Glasgow’s Vlure stormed on to the scene in March with Shattered Faith which opens like one of those Euro hits from the ’80’s. It quickly explodes into a colossal, angry, synth-infused post-punk anthem. Subsequent releases have cemented their position as ones to watch in 2022. (NJC)

M(h)aol

Comprising of members from Dublin, Bristol and London, M(h)aol gathered attention back in September with their track Gender Studies and followed it up with No One Ever Talks To Us. Their post-punk sound looms and lurks in your consciousness. The lyrics hit hard with the weight of modern living. Abrasive, but chillingly, thrillingly and refreshingly so. (JK)

English Teacher

Everyone loves an English teacher, right?
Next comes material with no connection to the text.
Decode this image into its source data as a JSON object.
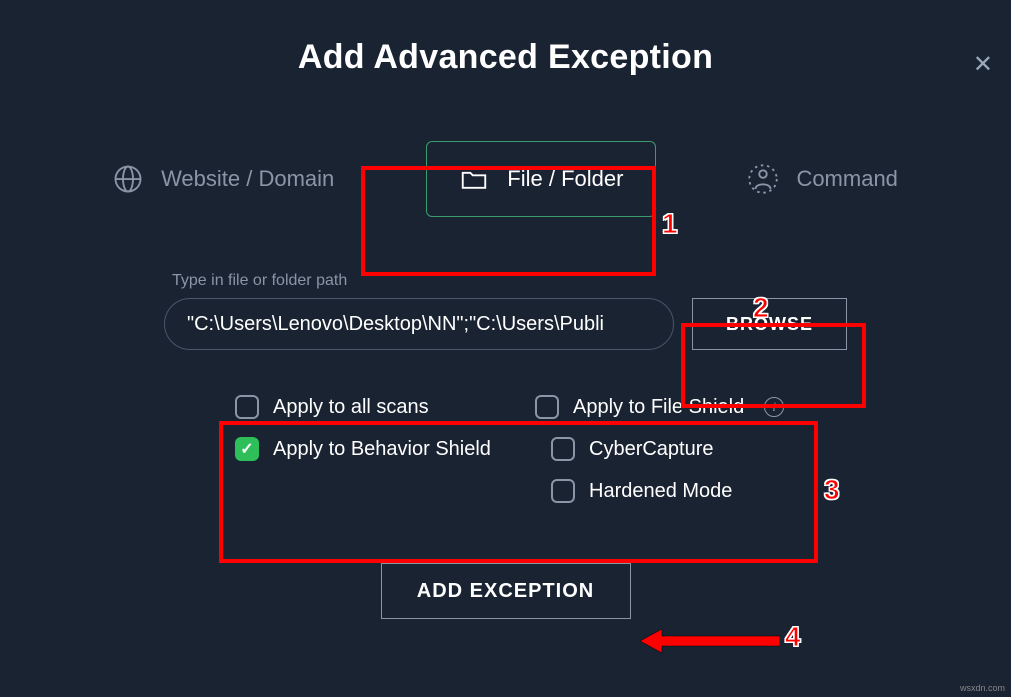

To be fair, if your response to that was a definitive ‘No’, possibly shaped by some dullard wittering about adverbials or Lennie in Of Mice and Men, then prepared to have your mind changed by this alt-rock four-piece. Thirty seconds of the single R&B ought to be all you need. If the bassline doesn’t get you, the lyrics will. (JK)

The Pleasure Dome

The Pleasure Dome released Do You Know Better in December. As a precursor to their EP that is due to be released in January, the track left us with plenty of excitement for the coming year. Who knows whether 2022 will be a year steered by people who genuinely know better, but at least we can fill our own ears with their forthright Bristolian blast, whatever else transpires. (JK)

…and apologies to Witch Fever who have dropped off the list because it would’ve been the THIRD year in a row that da Boss John Robb had Tipped them for Greatness!

Compiled by Ged Babey (GB) from nominations by John Robb (JR), Nigel Carr (NJC), Wayne Carey (AF), Naomi Dryden-Smith (NDS), Jon Kean (JK), and Nathan Whittle (NW).